The headline for this post is a quote from Toni Morrison’s “The Song of Solomon” – a quote I find myself coming back to time and time again…
This is, to a degree, a personal post. Or rather a “I understand, see and hear you”-post, because so often, people come to me because they feel overwhelmed by their creativity, under pressure to make money with it or to create “output” for the world to see or hear. And creating output is always something that has to be scrutinised and perfected until they feel it has no semblance to the thing they originally set out to do.
Creativity Has No Schedule
It doesn’t care if you want it present or not, or if you like what it has to say. It doesn’t come when you try to coax it, and it doesn’t go because you need to do something else. To be honest, I still experience this to this very day. The only difference might be that I have stopped judging myself for it, and that the quantity and quality of my output are not yardsticks for my ”success” anymore.

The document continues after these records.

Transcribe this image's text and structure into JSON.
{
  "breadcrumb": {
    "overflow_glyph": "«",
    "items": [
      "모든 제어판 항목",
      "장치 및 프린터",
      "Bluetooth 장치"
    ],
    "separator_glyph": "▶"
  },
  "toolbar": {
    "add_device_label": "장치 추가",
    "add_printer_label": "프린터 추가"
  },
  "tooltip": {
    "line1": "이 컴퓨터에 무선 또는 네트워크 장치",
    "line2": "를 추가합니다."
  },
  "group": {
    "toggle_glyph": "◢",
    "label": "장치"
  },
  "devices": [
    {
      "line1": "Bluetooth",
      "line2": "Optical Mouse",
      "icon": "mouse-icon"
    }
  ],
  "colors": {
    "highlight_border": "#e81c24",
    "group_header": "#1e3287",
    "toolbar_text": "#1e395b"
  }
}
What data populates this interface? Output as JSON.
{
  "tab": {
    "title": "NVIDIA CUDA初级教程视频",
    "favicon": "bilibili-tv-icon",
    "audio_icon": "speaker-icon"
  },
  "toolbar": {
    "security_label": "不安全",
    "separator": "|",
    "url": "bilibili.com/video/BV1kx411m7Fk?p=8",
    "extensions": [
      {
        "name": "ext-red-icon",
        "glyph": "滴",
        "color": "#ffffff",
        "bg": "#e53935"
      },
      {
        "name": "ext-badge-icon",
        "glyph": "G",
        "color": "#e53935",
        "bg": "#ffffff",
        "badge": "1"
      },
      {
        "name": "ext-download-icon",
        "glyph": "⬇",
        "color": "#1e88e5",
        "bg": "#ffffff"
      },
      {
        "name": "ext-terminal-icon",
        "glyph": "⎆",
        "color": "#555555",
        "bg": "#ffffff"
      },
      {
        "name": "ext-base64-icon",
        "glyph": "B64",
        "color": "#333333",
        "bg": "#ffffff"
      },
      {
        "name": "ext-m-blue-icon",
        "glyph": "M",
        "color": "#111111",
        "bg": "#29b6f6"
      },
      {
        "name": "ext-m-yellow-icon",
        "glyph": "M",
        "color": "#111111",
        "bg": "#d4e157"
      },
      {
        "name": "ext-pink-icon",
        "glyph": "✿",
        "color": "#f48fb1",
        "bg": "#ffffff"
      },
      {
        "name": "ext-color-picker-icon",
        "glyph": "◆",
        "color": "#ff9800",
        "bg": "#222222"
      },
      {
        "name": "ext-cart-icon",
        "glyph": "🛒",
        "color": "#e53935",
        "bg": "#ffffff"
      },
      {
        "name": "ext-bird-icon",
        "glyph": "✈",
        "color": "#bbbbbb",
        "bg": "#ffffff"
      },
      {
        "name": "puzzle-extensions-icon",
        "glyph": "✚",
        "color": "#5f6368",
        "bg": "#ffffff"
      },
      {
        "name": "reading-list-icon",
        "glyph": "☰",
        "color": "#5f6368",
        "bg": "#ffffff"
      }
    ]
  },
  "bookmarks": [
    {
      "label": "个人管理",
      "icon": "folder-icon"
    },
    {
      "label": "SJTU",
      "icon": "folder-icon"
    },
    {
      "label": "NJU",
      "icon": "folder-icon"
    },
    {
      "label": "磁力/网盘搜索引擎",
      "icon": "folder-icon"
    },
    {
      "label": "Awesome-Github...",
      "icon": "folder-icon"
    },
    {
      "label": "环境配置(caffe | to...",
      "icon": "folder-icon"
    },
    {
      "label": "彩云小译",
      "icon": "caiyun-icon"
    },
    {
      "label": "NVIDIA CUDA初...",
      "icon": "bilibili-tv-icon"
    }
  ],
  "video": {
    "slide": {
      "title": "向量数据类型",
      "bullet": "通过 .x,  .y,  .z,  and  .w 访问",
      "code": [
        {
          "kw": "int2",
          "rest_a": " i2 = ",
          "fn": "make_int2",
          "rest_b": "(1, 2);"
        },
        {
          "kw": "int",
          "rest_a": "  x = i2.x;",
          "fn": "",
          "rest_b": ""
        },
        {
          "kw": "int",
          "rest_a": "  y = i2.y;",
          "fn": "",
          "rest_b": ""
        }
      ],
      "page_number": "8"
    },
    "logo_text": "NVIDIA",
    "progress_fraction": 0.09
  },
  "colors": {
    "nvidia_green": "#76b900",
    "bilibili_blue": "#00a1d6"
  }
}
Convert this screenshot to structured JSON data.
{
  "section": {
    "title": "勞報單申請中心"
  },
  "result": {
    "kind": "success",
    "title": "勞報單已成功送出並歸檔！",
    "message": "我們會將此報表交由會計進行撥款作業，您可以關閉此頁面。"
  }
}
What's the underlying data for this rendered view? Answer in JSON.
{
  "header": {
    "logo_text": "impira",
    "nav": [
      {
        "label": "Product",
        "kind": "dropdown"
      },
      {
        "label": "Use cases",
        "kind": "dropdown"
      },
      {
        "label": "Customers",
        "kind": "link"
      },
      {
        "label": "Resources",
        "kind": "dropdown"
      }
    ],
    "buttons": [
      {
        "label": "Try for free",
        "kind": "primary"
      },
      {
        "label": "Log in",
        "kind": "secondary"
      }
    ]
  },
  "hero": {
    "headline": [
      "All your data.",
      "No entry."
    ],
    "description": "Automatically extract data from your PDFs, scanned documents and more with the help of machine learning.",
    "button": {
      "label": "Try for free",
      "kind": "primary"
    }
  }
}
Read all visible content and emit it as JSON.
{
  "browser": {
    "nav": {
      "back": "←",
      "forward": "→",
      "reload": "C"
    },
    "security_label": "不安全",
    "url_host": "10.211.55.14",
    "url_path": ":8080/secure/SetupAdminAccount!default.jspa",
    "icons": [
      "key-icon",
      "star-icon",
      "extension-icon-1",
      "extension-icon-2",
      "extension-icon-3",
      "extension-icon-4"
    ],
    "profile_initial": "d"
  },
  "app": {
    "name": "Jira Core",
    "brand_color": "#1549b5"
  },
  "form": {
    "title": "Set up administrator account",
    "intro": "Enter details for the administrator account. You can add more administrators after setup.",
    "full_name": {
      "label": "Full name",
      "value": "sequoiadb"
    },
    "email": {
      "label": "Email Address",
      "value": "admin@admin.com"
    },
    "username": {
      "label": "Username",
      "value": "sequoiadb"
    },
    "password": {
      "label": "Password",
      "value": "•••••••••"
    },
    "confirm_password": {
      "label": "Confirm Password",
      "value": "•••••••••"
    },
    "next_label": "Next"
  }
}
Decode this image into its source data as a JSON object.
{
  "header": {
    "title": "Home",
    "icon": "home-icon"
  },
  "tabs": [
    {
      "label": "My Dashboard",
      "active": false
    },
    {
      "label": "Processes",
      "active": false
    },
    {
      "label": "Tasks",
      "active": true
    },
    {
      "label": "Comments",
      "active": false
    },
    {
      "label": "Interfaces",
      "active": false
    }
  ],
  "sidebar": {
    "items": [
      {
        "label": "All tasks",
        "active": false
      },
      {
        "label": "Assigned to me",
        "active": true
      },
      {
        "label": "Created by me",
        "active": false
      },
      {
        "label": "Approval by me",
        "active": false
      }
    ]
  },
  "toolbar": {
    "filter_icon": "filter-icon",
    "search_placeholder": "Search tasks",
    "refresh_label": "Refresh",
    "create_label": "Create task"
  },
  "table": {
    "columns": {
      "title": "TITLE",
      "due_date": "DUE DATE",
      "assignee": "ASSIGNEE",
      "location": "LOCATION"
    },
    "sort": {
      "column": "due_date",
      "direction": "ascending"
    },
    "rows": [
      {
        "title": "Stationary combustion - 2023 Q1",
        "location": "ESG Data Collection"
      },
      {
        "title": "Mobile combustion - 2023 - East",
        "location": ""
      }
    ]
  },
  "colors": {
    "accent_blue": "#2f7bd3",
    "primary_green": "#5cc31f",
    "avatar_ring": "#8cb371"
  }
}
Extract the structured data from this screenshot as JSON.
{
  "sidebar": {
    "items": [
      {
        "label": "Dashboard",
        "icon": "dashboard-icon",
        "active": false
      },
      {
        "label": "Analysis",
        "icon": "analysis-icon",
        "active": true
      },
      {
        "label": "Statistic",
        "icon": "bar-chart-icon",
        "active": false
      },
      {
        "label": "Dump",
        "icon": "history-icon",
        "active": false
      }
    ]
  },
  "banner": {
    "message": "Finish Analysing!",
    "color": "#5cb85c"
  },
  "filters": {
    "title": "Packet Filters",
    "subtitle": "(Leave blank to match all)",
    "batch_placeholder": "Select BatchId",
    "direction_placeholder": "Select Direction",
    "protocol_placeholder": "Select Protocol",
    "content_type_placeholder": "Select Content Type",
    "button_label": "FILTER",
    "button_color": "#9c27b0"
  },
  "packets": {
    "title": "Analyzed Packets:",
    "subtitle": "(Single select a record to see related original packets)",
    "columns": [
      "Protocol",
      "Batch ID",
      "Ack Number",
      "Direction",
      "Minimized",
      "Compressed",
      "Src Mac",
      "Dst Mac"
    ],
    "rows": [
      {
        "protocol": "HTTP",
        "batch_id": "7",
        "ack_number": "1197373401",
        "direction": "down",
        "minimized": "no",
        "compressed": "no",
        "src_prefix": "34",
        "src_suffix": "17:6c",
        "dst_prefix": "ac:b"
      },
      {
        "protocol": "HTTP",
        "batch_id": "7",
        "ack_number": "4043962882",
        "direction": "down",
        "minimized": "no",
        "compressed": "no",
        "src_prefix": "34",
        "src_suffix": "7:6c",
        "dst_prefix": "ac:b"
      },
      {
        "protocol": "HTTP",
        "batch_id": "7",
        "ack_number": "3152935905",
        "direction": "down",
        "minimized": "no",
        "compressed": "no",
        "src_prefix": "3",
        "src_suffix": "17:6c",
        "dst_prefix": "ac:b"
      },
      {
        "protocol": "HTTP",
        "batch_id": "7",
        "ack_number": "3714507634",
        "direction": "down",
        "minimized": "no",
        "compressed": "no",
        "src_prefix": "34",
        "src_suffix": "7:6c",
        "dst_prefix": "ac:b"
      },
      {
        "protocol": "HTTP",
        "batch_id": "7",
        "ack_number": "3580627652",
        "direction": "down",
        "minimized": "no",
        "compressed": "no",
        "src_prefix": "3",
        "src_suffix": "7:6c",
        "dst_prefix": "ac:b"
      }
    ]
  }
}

I had written my first novel by the time I was 14, and my first (sort of) screenplay when I was in my early 20s. I was always a writer at heart, and many of my teachers encouraged me to go down that path. But there was also music, and not just one instrument, but several, of which only voice and piano have “survived” (I was actually a better violin player than singer in my teens, or at least that’s what I’d like to think, but a girl’s gotta do what a girl’s gotta do if she needs to create [brain] space).
There was also my interest in the human psyche. My love for performance and my dread of it. My love for acting until it felt too close to home or not close enough, often in quick succession. My love for composing/sketching film music ideas but nowhere to go with them. My love for diving into the depths of pedagogy and developing and shaping new ideas, only to end up enmeshed in all the other things I have already described, and then starting all over again.
It feels like a brain that is constantly working (so much so that I sometimes can’t sleep), a heart that beats strongly for many things and a soul that never truly settles anywhere. It is at times exhilarating, at times painful and frequently exhausting. It takes me out of myself and gets me locked in myself. It connects me and dissociates me. It makes me feel close to people and distances myself from them (which I know can sometimes be hard for the people closest to me). It makes me feel alone, but never lonely. It is a place of darkness, but also a source of the brightest light.
In short: It is me, and I have stopped fighting it a while ago.
Something Inherently Calming Can Be Found in Self-Surrender
There is also something really calming about starting to feel in your bones, eventually, that the creative process is an act of surrender, and not one of control (Julia Cameron wrote this, but I agree; I just didn’t always lean into it when I was younger).
The older I get, the more I can appreciate the vulnerability, and at the same time strength, that lies in searching, and completely surrendering to the search without resistance.
I don’t need to arrive. I don’t need to turn my creative urges into “something worthwhile” (they already are), or something that is a source of income. I don’t need to publish (I never have and probably never will, or maybe I will one day when the time feels right? Who knows…), let other people hear, see or otherwise experience whatever I create – although I often do. But I am selective about the “whats” and “whens”, because I came to believe that certain things I do, and coincidentally the ones that entangle me most and make me forget time and space, are mainly for me, and sometimes for myself only.
If I wanted to be Jungian about it, I would say that everything I create is part of my individuation process (no shit, Sherlock!), but that some of it is deeply connected to my unconscious and brings it to the surface. Summoning our unconscious into our conscious can be hilarious, but also terrifying. Sometimes, the timing is good, sometimes it is bad (and if it’s bad, it tends to be REALLY bad). Sometimes, it happens naturally; sometimes you invite it in and see what shows up.
If you have ever heard about shadow work, you might have an inkling what I mean:
The times when we descend into our shadow can feel shameful, precarious and painful. At times, we get lost in it – sometimes without noticing.
The times when we begin to integrate our shadow instead of running away from it (or losing ourselves in it) are always time for growth: Awareness isn’t identification.
And for me, that awareness has always been linked to the writing process. It connects the dots without consciously setting out to do so. It has no ego or persona (some of my other creative and work-related endeavours do, and I am good with admitting it). It brings together my body and mind; while that might sound strange to some because writing is such a cognitive process, it is absolutely true for me. It connects my feminine and masculine side, and many other dualities I have experienced, and still experience, throughout my life.
I encourage you to surrender to the air, and to trust the process. Hold your creativity lightly – it is your life force, not something that can be forced into making a living.
(This post was inspired by many conversations with clients, colleagues and friends, but I would like to mention three of them very specifically: Izzie Baumann, Alison Jane Taylor and Cate Frazier-Neely; wonderful colleagues and strong women whom I count myself lucky to know, even if we still haven’t met in person).